“Thank you again for this.”
Terminator began to glide past the platform that held the Tintoretto tram station. They walked through the lock directly into a waiting tram, along with about a dozen other people.
The tram, when it departed, moved much faster than Terminator did, zipping off west on ordinary tram tracks and soon reaching a couple hundred kilometers an hour.
Swan identified a long low hill on the horizon as the outer wall of Hesiod Crater. Wahram consulted his wristpad: “We slide between Hesiod and Sibelius,” he announced with a little smile. His pop eyes had brown irises, flecked with radial streaks of black and pumpkin. His wristpad meant he probably did not have a qube stuck in his head, and if he did, it would not be a bitch trying to ruin his day. Pauline was murmuring stuff in her ear, and when Wahram got up to look out the other side of the tram, Swan muttered, “Don’t bother me, Pauline. Don’t interrupt me, don’t distract me.”

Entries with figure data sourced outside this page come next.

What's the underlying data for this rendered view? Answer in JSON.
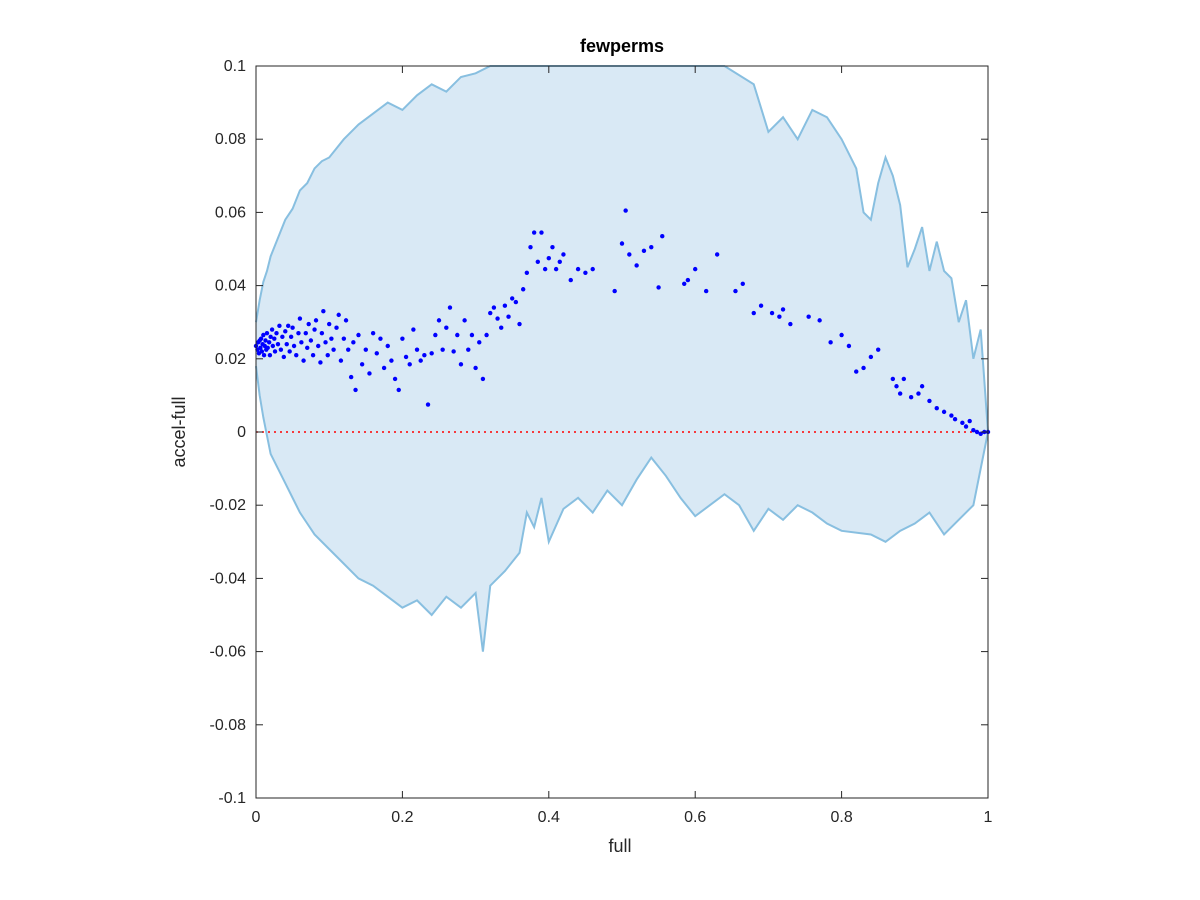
{
  "chart_data": {
    "type": "scatter",
    "title": "fewperms",
    "xlabel": "full",
    "ylabel": "accel-full",
    "xlim": [
      0,
      1
    ],
    "ylim": [
      -0.1,
      0.1
    ],
    "xticks": [
      "0",
      "0.2",
      "0.4",
      "0.6",
      "0.8",
      "1"
    ],
    "yticks": [
      "-0.1",
      "-0.08",
      "-0.06",
      "-0.04",
      "-0.02",
      "0",
      "0.02",
      "0.04",
      "0.06",
      "0.08",
      "0.1"
    ],
    "grid": false,
    "legend": "none",
    "colors": {
      "points": "#0000ff",
      "band_fill": "#d9e9f5",
      "band_edge": "#88bfe0",
      "zero_line": "#ff0000",
      "axes": "#262626"
    },
    "reference_line": {
      "y": 0,
      "style": "dotted"
    },
    "band_upper": [
      [
        0,
        0.03
      ],
      [
        0.005,
        0.036
      ],
      [
        0.01,
        0.041
      ],
      [
        0.015,
        0.044
      ],
      [
        0.02,
        0.048
      ],
      [
        0.03,
        0.053
      ],
      [
        0.04,
        0.058
      ],
      [
        0.05,
        0.061
      ],
      [
        0.06,
        0.066
      ],
      [
        0.07,
        0.068
      ],
      [
        0.08,
        0.072
      ],
      [
        0.09,
        0.074
      ],
      [
        0.1,
        0.075
      ],
      [
        0.12,
        0.08
      ],
      [
        0.14,
        0.084
      ],
      [
        0.16,
        0.087
      ],
      [
        0.18,
        0.09
      ],
      [
        0.2,
        0.088
      ],
      [
        0.22,
        0.092
      ],
      [
        0.24,
        0.095
      ],
      [
        0.26,
        0.093
      ],
      [
        0.28,
        0.097
      ],
      [
        0.3,
        0.098
      ],
      [
        0.32,
        0.1
      ],
      [
        0.34,
        0.1
      ],
      [
        0.38,
        0.1
      ],
      [
        0.42,
        0.1
      ],
      [
        0.46,
        0.1
      ],
      [
        0.5,
        0.1
      ],
      [
        0.52,
        0.1
      ],
      [
        0.55,
        0.1
      ],
      [
        0.6,
        0.1
      ],
      [
        0.64,
        0.1
      ],
      [
        0.68,
        0.095
      ],
      [
        0.7,
        0.082
      ],
      [
        0.72,
        0.086
      ],
      [
        0.74,
        0.08
      ],
      [
        0.76,
        0.088
      ],
      [
        0.78,
        0.086
      ],
      [
        0.8,
        0.08
      ],
      [
        0.82,
        0.072
      ],
      [
        0.83,
        0.06
      ],
      [
        0.84,
        0.058
      ],
      [
        0.85,
        0.068
      ],
      [
        0.86,
        0.075
      ],
      [
        0.87,
        0.07
      ],
      [
        0.88,
        0.062
      ],
      [
        0.89,
        0.045
      ],
      [
        0.9,
        0.05
      ],
      [
        0.91,
        0.056
      ],
      [
        0.92,
        0.044
      ],
      [
        0.93,
        0.052
      ],
      [
        0.94,
        0.044
      ],
      [
        0.95,
        0.042
      ],
      [
        0.96,
        0.03
      ],
      [
        0.97,
        0.036
      ],
      [
        0.98,
        0.02
      ],
      [
        0.99,
        0.028
      ],
      [
        1.0,
        0.0
      ]
    ],
    "band_lower": [
      [
        0,
        0.018
      ],
      [
        0.005,
        0.01
      ],
      [
        0.01,
        0.004
      ],
      [
        0.015,
        -0.001
      ],
      [
        0.02,
        -0.006
      ],
      [
        0.03,
        -0.01
      ],
      [
        0.04,
        -0.014
      ],
      [
        0.05,
        -0.018
      ],
      [
        0.06,
        -0.022
      ],
      [
        0.07,
        -0.025
      ],
      [
        0.08,
        -0.028
      ],
      [
        0.1,
        -0.032
      ],
      [
        0.12,
        -0.036
      ],
      [
        0.14,
        -0.04
      ],
      [
        0.16,
        -0.042
      ],
      [
        0.18,
        -0.045
      ],
      [
        0.2,
        -0.048
      ],
      [
        0.22,
        -0.046
      ],
      [
        0.24,
        -0.05
      ],
      [
        0.26,
        -0.045
      ],
      [
        0.28,
        -0.048
      ],
      [
        0.3,
        -0.044
      ],
      [
        0.31,
        -0.06
      ],
      [
        0.32,
        -0.042
      ],
      [
        0.34,
        -0.038
      ],
      [
        0.36,
        -0.033
      ],
      [
        0.37,
        -0.022
      ],
      [
        0.38,
        -0.026
      ],
      [
        0.39,
        -0.018
      ],
      [
        0.4,
        -0.03
      ],
      [
        0.42,
        -0.021
      ],
      [
        0.44,
        -0.018
      ],
      [
        0.46,
        -0.022
      ],
      [
        0.48,
        -0.016
      ],
      [
        0.5,
        -0.02
      ],
      [
        0.52,
        -0.013
      ],
      [
        0.54,
        -0.007
      ],
      [
        0.56,
        -0.012
      ],
      [
        0.58,
        -0.018
      ],
      [
        0.6,
        -0.023
      ],
      [
        0.62,
        -0.02
      ],
      [
        0.64,
        -0.017
      ],
      [
        0.66,
        -0.02
      ],
      [
        0.68,
        -0.027
      ],
      [
        0.7,
        -0.021
      ],
      [
        0.72,
        -0.024
      ],
      [
        0.74,
        -0.02
      ],
      [
        0.76,
        -0.022
      ],
      [
        0.78,
        -0.025
      ],
      [
        0.8,
        -0.027
      ],
      [
        0.84,
        -0.028
      ],
      [
        0.86,
        -0.03
      ],
      [
        0.88,
        -0.027
      ],
      [
        0.9,
        -0.025
      ],
      [
        0.92,
        -0.022
      ],
      [
        0.94,
        -0.028
      ],
      [
        0.96,
        -0.024
      ],
      [
        0.98,
        -0.02
      ],
      [
        1.0,
        0.0
      ]
    ],
    "points": [
      [
        0.0,
        0.0235
      ],
      [
        0.002,
        0.0225
      ],
      [
        0.003,
        0.0245
      ],
      [
        0.004,
        0.0215
      ],
      [
        0.005,
        0.025
      ],
      [
        0.006,
        0.023
      ],
      [
        0.007,
        0.0255
      ],
      [
        0.008,
        0.022
      ],
      [
        0.009,
        0.024
      ],
      [
        0.01,
        0.0265
      ],
      [
        0.011,
        0.021
      ],
      [
        0.012,
        0.0235
      ],
      [
        0.013,
        0.025
      ],
      [
        0.014,
        0.0225
      ],
      [
        0.015,
        0.027
      ],
      [
        0.016,
        0.023
      ],
      [
        0.018,
        0.0245
      ],
      [
        0.019,
        0.021
      ],
      [
        0.02,
        0.026
      ],
      [
        0.022,
        0.028
      ],
      [
        0.023,
        0.0235
      ],
      [
        0.025,
        0.0255
      ],
      [
        0.026,
        0.022
      ],
      [
        0.028,
        0.027
      ],
      [
        0.03,
        0.024
      ],
      [
        0.032,
        0.029
      ],
      [
        0.034,
        0.0225
      ],
      [
        0.036,
        0.026
      ],
      [
        0.038,
        0.0205
      ],
      [
        0.04,
        0.0275
      ],
      [
        0.042,
        0.024
      ],
      [
        0.044,
        0.029
      ],
      [
        0.046,
        0.022
      ],
      [
        0.048,
        0.026
      ],
      [
        0.05,
        0.0285
      ],
      [
        0.052,
        0.0235
      ],
      [
        0.055,
        0.021
      ],
      [
        0.058,
        0.027
      ],
      [
        0.06,
        0.031
      ],
      [
        0.062,
        0.0245
      ],
      [
        0.065,
        0.0195
      ],
      [
        0.068,
        0.027
      ],
      [
        0.07,
        0.023
      ],
      [
        0.072,
        0.0295
      ],
      [
        0.075,
        0.025
      ],
      [
        0.078,
        0.021
      ],
      [
        0.08,
        0.028
      ],
      [
        0.082,
        0.0305
      ],
      [
        0.085,
        0.0235
      ],
      [
        0.088,
        0.019
      ],
      [
        0.09,
        0.027
      ],
      [
        0.092,
        0.033
      ],
      [
        0.095,
        0.0245
      ],
      [
        0.098,
        0.021
      ],
      [
        0.1,
        0.0295
      ],
      [
        0.103,
        0.0255
      ],
      [
        0.106,
        0.0225
      ],
      [
        0.11,
        0.0285
      ],
      [
        0.113,
        0.032
      ],
      [
        0.116,
        0.0195
      ],
      [
        0.12,
        0.0255
      ],
      [
        0.123,
        0.0305
      ],
      [
        0.126,
        0.0225
      ],
      [
        0.13,
        0.015
      ],
      [
        0.133,
        0.0245
      ],
      [
        0.136,
        0.0115
      ],
      [
        0.14,
        0.0265
      ],
      [
        0.145,
        0.0185
      ],
      [
        0.15,
        0.0225
      ],
      [
        0.155,
        0.016
      ],
      [
        0.16,
        0.027
      ],
      [
        0.165,
        0.0215
      ],
      [
        0.17,
        0.0255
      ],
      [
        0.175,
        0.0175
      ],
      [
        0.18,
        0.0235
      ],
      [
        0.185,
        0.0195
      ],
      [
        0.19,
        0.0145
      ],
      [
        0.195,
        0.0115
      ],
      [
        0.2,
        0.0255
      ],
      [
        0.205,
        0.0205
      ],
      [
        0.21,
        0.0185
      ],
      [
        0.215,
        0.028
      ],
      [
        0.22,
        0.0225
      ],
      [
        0.225,
        0.0195
      ],
      [
        0.23,
        0.021
      ],
      [
        0.235,
        0.0075
      ],
      [
        0.24,
        0.0215
      ],
      [
        0.245,
        0.0265
      ],
      [
        0.25,
        0.0305
      ],
      [
        0.255,
        0.0225
      ],
      [
        0.26,
        0.0285
      ],
      [
        0.265,
        0.034
      ],
      [
        0.27,
        0.022
      ],
      [
        0.275,
        0.0265
      ],
      [
        0.28,
        0.0185
      ],
      [
        0.285,
        0.0305
      ],
      [
        0.29,
        0.0225
      ],
      [
        0.295,
        0.0265
      ],
      [
        0.3,
        0.0175
      ],
      [
        0.305,
        0.0245
      ],
      [
        0.31,
        0.0145
      ],
      [
        0.315,
        0.0265
      ],
      [
        0.32,
        0.0325
      ],
      [
        0.325,
        0.034
      ],
      [
        0.33,
        0.031
      ],
      [
        0.335,
        0.0285
      ],
      [
        0.34,
        0.0345
      ],
      [
        0.345,
        0.0315
      ],
      [
        0.35,
        0.0365
      ],
      [
        0.355,
        0.0355
      ],
      [
        0.36,
        0.0295
      ],
      [
        0.365,
        0.039
      ],
      [
        0.37,
        0.0435
      ],
      [
        0.375,
        0.0505
      ],
      [
        0.38,
        0.0545
      ],
      [
        0.385,
        0.0465
      ],
      [
        0.39,
        0.0545
      ],
      [
        0.395,
        0.0445
      ],
      [
        0.4,
        0.0475
      ],
      [
        0.405,
        0.0505
      ],
      [
        0.41,
        0.0445
      ],
      [
        0.415,
        0.0465
      ],
      [
        0.42,
        0.0485
      ],
      [
        0.43,
        0.0415
      ],
      [
        0.44,
        0.0445
      ],
      [
        0.45,
        0.0435
      ],
      [
        0.46,
        0.0445
      ],
      [
        0.49,
        0.0385
      ],
      [
        0.5,
        0.0515
      ],
      [
        0.505,
        0.0605
      ],
      [
        0.51,
        0.0485
      ],
      [
        0.52,
        0.0455
      ],
      [
        0.53,
        0.0495
      ],
      [
        0.54,
        0.0505
      ],
      [
        0.55,
        0.0395
      ],
      [
        0.555,
        0.0535
      ],
      [
        0.585,
        0.0405
      ],
      [
        0.59,
        0.0415
      ],
      [
        0.6,
        0.0445
      ],
      [
        0.615,
        0.0385
      ],
      [
        0.63,
        0.0485
      ],
      [
        0.655,
        0.0385
      ],
      [
        0.665,
        0.0405
      ],
      [
        0.68,
        0.0325
      ],
      [
        0.69,
        0.0345
      ],
      [
        0.705,
        0.0325
      ],
      [
        0.715,
        0.0315
      ],
      [
        0.72,
        0.0335
      ],
      [
        0.73,
        0.0295
      ],
      [
        0.755,
        0.0315
      ],
      [
        0.77,
        0.0305
      ],
      [
        0.785,
        0.0245
      ],
      [
        0.8,
        0.0265
      ],
      [
        0.81,
        0.0235
      ],
      [
        0.82,
        0.0165
      ],
      [
        0.83,
        0.0175
      ],
      [
        0.84,
        0.0205
      ],
      [
        0.85,
        0.0225
      ],
      [
        0.87,
        0.0145
      ],
      [
        0.875,
        0.0125
      ],
      [
        0.88,
        0.0105
      ],
      [
        0.885,
        0.0145
      ],
      [
        0.895,
        0.0095
      ],
      [
        0.905,
        0.0105
      ],
      [
        0.91,
        0.0125
      ],
      [
        0.92,
        0.0085
      ],
      [
        0.93,
        0.0065
      ],
      [
        0.94,
        0.0055
      ],
      [
        0.95,
        0.0045
      ],
      [
        0.955,
        0.0035
      ],
      [
        0.965,
        0.0025
      ],
      [
        0.97,
        0.0015
      ],
      [
        0.975,
        0.003
      ],
      [
        0.98,
        0.0005
      ],
      [
        0.985,
        0.0
      ],
      [
        0.99,
        -0.0005
      ],
      [
        0.995,
        0.0
      ],
      [
        1.0,
        0.0
      ]
    ]
  }
}
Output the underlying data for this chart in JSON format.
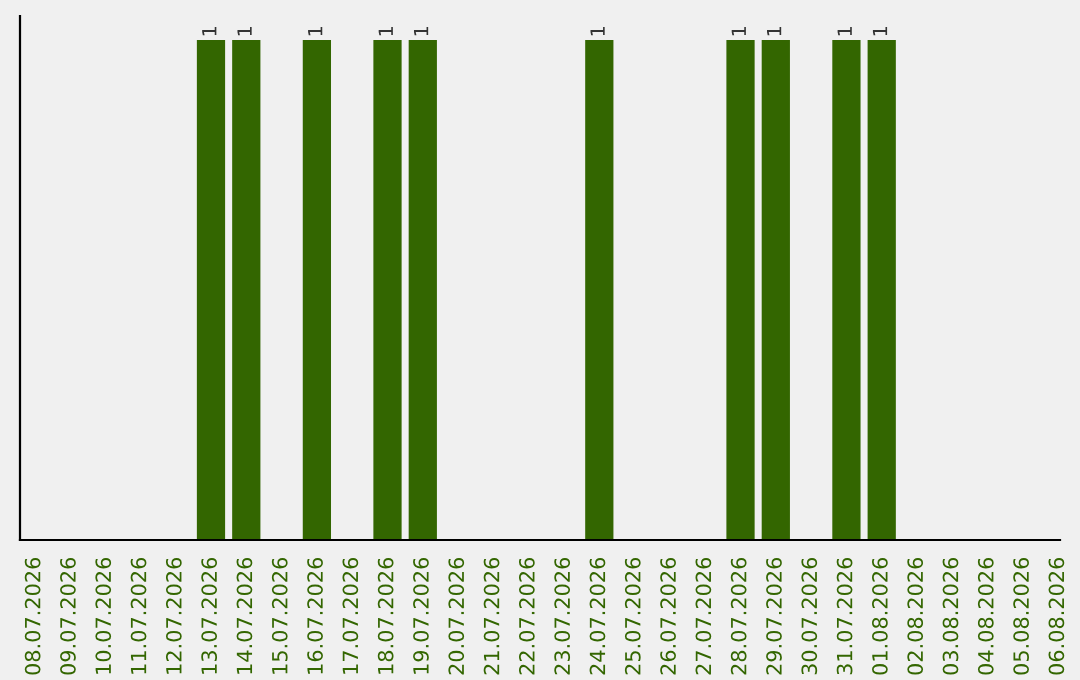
{
  "chart_data": {
    "type": "bar",
    "categories": [
      "08.07.2026",
      "09.07.2026",
      "10.07.2026",
      "11.07.2026",
      "12.07.2026",
      "13.07.2026",
      "14.07.2026",
      "15.07.2026",
      "16.07.2026",
      "17.07.2026",
      "18.07.2026",
      "19.07.2026",
      "20.07.2026",
      "21.07.2026",
      "22.07.2026",
      "23.07.2026",
      "24.07.2026",
      "25.07.2026",
      "26.07.2026",
      "27.07.2026",
      "28.07.2026",
      "29.07.2026",
      "30.07.2026",
      "31.07.2026",
      "01.08.2026",
      "02.08.2026",
      "03.08.2026",
      "04.08.2026",
      "05.08.2026",
      "06.08.2026"
    ],
    "values": [
      0,
      0,
      0,
      0,
      0,
      1,
      1,
      0,
      1,
      0,
      1,
      1,
      0,
      0,
      0,
      0,
      1,
      0,
      0,
      0,
      1,
      1,
      0,
      1,
      1,
      0,
      0,
      0,
      0,
      0
    ],
    "value_labels": [
      null,
      null,
      null,
      null,
      null,
      "1",
      "1",
      null,
      "1",
      null,
      "1",
      "1",
      null,
      null,
      null,
      null,
      "1",
      null,
      null,
      null,
      "1",
      "1",
      null,
      "1",
      "1",
      null,
      null,
      null,
      null,
      null
    ],
    "color": "#336600",
    "tick_labels": "x",
    "grid": false,
    "legend": false
  }
}
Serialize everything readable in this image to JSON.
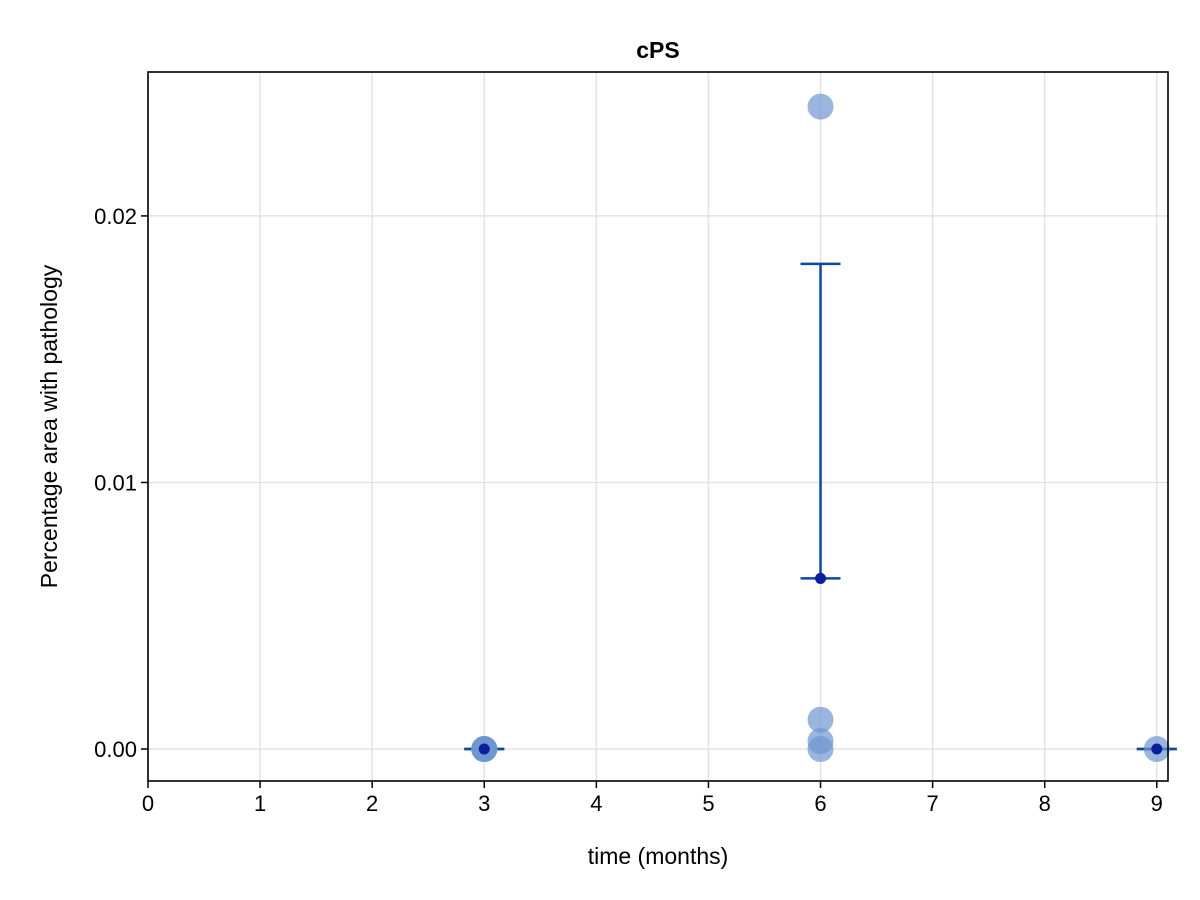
{
  "chart_data": {
    "type": "scatter",
    "title": "cPS",
    "xlabel": "time (months)",
    "ylabel": "Percentage area with pathology",
    "xlim": [
      0,
      9.1
    ],
    "ylim": [
      -0.0012,
      0.0254
    ],
    "xticks": [
      0,
      1,
      2,
      3,
      4,
      5,
      6,
      7,
      8,
      9
    ],
    "yticks": [
      0.0,
      0.01,
      0.02
    ],
    "ytick_labels": [
      "0.00",
      "0.01",
      "0.02"
    ],
    "grid": true,
    "points": [
      {
        "x": 3,
        "y": 0.0
      },
      {
        "x": 3,
        "y": 0.0
      },
      {
        "x": 3,
        "y": 0.0
      },
      {
        "x": 3,
        "y": 0.0
      },
      {
        "x": 6,
        "y": 0.0241
      },
      {
        "x": 6,
        "y": 0.0011
      },
      {
        "x": 6,
        "y": 0.0003
      },
      {
        "x": 6,
        "y": 0.0
      },
      {
        "x": 9,
        "y": 0.0
      }
    ],
    "means": [
      {
        "x": 3,
        "y": 0.0,
        "lower": 0.0,
        "upper": 0.0
      },
      {
        "x": 6,
        "y": 0.0064,
        "lower": 0.0064,
        "upper": 0.0182
      },
      {
        "x": 9,
        "y": 0.0,
        "lower": 0.0,
        "upper": 0.0
      }
    ],
    "colors": {
      "points": "#6f96d0",
      "mean": "#0a1f9c",
      "errorbar": "#0d47a1",
      "grid": "#e3e3e3",
      "axis": "#000000"
    }
  }
}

“Exergasia is one of the weakest of the rhetorical devices,” Pauline opined.
“Be quiet!”
After another hour they had a good lead on Terminator, and the tram glided up to the outer wall of Tintoretto Crater, where the tracks led into a tunnel in the rugged wall of old ejecta. As they exited the tram, it announced they had two hours before it would return to the city. Through the vestibule of the museum, then to a long arcing gallery. The inner curve of the chamber was a single recessed window wall, giving them an excellent view of the crater’s interior. It was a small but steep-walled crater, a handsome circular space under the stars.
But her Saturnian did not appear to be interested in Mercury. He walked facing the outer wall of the gallery, moving slowly from painting to painting. He planted himself in front of them each in turn, stood staring impassively.
The canvases ranged in size from miniatures to gigantic wall-fillers.